Arooj Aftab e il Principe avvoltoio

Nel nuovo album Prince Vulture l’artista di origine pakistana Arooj Aftab concilia tradizione e contemporaneità

Vulture Prince Arooj Aftab
Disco
oltre
Arooj Aftab
Vulture Prince
New Amsterdam
2021

Quando viveva ancora con la famiglia a Lahore, in Pakistan, per dare sfogo alla vocazione musicale Arooj Aftab registrò nel 2004 una cover di “Hallelujah”, affidandola poi al flusso del web.

Conosceva la canzone di Leonard Cohen nell’interpretazione di Jeff Buckley, dichiarato estimatore di Nusrat Fateh Ali Khan, colui che aveva esportato nel mondo – attraverso la Real World di Peter Gabriel – i codici secolari del qawwali, canto devozionale del misticismo Sufi: un ascolto abituale in casa Aftab.

Partendo nel 2005 all’avventura verso gli Stati Uniti, la ventenne Arooj portava con sé quel bagaglio immateriale: obiettivo della sua missione era il Berklee College of Music di Boston, dove in seguito si diplomò assorbendo l’influenza del jazz e appassionandosi al minimalismo di Terry Riley. Trasferitasi infine a New York nel 2009, avviò là il proprio cammino artistico dopo un incontro illuminante con la connazionale Abida Parveen, considerata “regina della musica Sufi”.

Il suo debutto discografico, Birds Under Water, è datato 2015 e contiene la versione originaria di "Baghon Main”, brano che – riformulato – apre il nuovo lavoro, terzo della serie. Il Principe Avvoltoio del titolo allude al rituale funerario dello zoroastrismo, celebrato deponendo la salma in cima all’impalcatura circolare chiamata dakhma, la “torre del silenzio”, affinché i rapaci la scarnifichino, purificandola.
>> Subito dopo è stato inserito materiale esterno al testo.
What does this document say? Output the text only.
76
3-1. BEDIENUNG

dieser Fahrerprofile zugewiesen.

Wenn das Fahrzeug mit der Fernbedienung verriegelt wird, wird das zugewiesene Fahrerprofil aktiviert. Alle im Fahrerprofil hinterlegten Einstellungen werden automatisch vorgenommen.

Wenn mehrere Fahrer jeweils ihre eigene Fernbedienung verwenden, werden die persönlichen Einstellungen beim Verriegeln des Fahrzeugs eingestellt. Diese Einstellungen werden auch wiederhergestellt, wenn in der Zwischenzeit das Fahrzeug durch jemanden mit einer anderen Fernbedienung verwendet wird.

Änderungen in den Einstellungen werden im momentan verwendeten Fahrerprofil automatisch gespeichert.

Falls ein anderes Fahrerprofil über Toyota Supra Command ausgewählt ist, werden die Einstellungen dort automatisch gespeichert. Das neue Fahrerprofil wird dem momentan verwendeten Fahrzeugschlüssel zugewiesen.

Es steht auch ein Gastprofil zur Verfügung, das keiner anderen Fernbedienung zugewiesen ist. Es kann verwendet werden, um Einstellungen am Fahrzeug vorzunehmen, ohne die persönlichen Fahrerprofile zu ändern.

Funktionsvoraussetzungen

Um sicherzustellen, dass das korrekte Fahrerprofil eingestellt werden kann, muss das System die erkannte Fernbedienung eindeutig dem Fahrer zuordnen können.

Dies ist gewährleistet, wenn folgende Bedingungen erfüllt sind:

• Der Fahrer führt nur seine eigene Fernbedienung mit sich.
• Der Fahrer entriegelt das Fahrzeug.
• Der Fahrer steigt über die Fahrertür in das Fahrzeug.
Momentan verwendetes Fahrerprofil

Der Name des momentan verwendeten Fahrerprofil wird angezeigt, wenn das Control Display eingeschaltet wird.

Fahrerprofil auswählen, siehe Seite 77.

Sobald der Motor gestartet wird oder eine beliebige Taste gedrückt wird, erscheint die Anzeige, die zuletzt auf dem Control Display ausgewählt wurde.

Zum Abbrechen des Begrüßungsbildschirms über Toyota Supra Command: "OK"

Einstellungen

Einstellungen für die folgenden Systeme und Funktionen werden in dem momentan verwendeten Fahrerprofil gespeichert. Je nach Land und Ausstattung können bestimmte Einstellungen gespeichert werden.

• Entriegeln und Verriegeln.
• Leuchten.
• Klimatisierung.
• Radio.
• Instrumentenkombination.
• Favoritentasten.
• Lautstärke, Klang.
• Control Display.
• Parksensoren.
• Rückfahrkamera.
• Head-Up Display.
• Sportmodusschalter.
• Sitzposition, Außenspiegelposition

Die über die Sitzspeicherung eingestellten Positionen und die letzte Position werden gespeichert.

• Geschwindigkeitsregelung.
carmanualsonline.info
Il senso di morte che aleggia – senza gravità “occidentale” – su Vulture Prince è dovuto al corso degli eventi: nel 2018 Arooj Aftab ha perso il fratello minore, Maher, e una cara amica, la giornalista e fotomodella Annie Ali Khan, autrice del testo impiegato qui in “Saans Lo”. Sovente i versi da lei intonati appartengono ad altri: in “Last Night” – l’episodio più “contaminato” del lotto, con alcune parti in inglese e un inopinato ma irresistibile accento reggae – sono del teologo e poeta persiano del XIII secolo Jalāl al-Dīn Moḥammad Rūmī, mentre in “Diya Hai” la fonte è Mirza Ghalib e in “Mohabbat” Hafeez Hoshiarpuri, entrambi letterati indiani di lingua Urdu ed esponenti – rispettivamente nell’Ottocento e nel Novecento – della tradizione ghazal, componimento in rima affine al nostro sonetto.

A un contenuto narrativo in apparenza arcaico sono associate sonorità di natura contemporanea: nessuno strumento del folklore nativo, bensì archi, arpa, pianoforte, flicorno, chitarra, contrabbasso, batteria e addirittura un sintetizzatore Moog. «Prendo qualcosa di molto antico e lo porto nel presente», ha detto a “Pitchfork” per spiegare quale fosse l’intento perseguito.

Così facendo, Arooj Aftab esprime non solo la conciliazione fra mondi distanti ma la propria stessa identità, contraddittoriamente feconda: donna rispettosa della cultura di appartenenza e tuttavia da essa emancipata, poiché – ha confessato – beve alcol, fuma e bestemmia. Dall’aggraziato equilibrio tra quei fattori deriva un album intimo ed emotivo, in cui è piacevolmente straniante perdersi.